Logarithmic time complexity indicates that the algorithm's efficiency improves significantly as the input size increases. It demonstrates the advantage of divide-and-conquer strategies in reducing the search space efficiently.

## When we have to loop through two inputs

Suppose we have a function that takes two arrays of sizes `n` and `m` as inputs and performs some operations on them. The time complexity of this function can be expressed as O(f(n, m)), where `f` represents the growth rate of the algorithm with respect to both `n` and `m`.

To determine the overall time complexity, we consider the dominant factors impacting the algorithm's performance. Here are a few scenarios:

• Independent Operations: If the algorithm performs independent operations on the two input arrays, the time complexity is determined by the larger of the two inputs.
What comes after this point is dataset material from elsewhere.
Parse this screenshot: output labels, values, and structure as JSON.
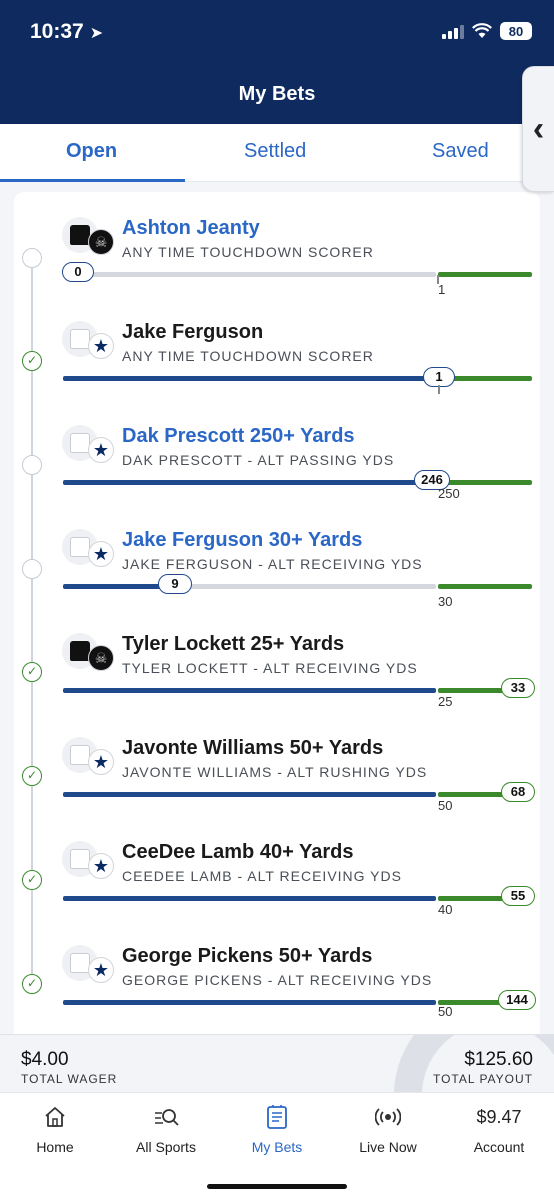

In this case, the time complexity can be simplified to O(max(n, m)).
• Nested Loops: If the algorithm uses nested loops, with one loop dependent on the size of `n` and the other dependent on the size of `m`, the time complexity can be expressed as O(n * m).
• Sequential Operations: If the algorithm performs sequential operations, where the operations on the second array depend on the results of the operations on the first array, we sum the time complexities of each operation. The overall time complexity is determined by the dominant term. For example, if the first operation is O(n) and the second operation is O(m), the overall time complexity is O(n + m).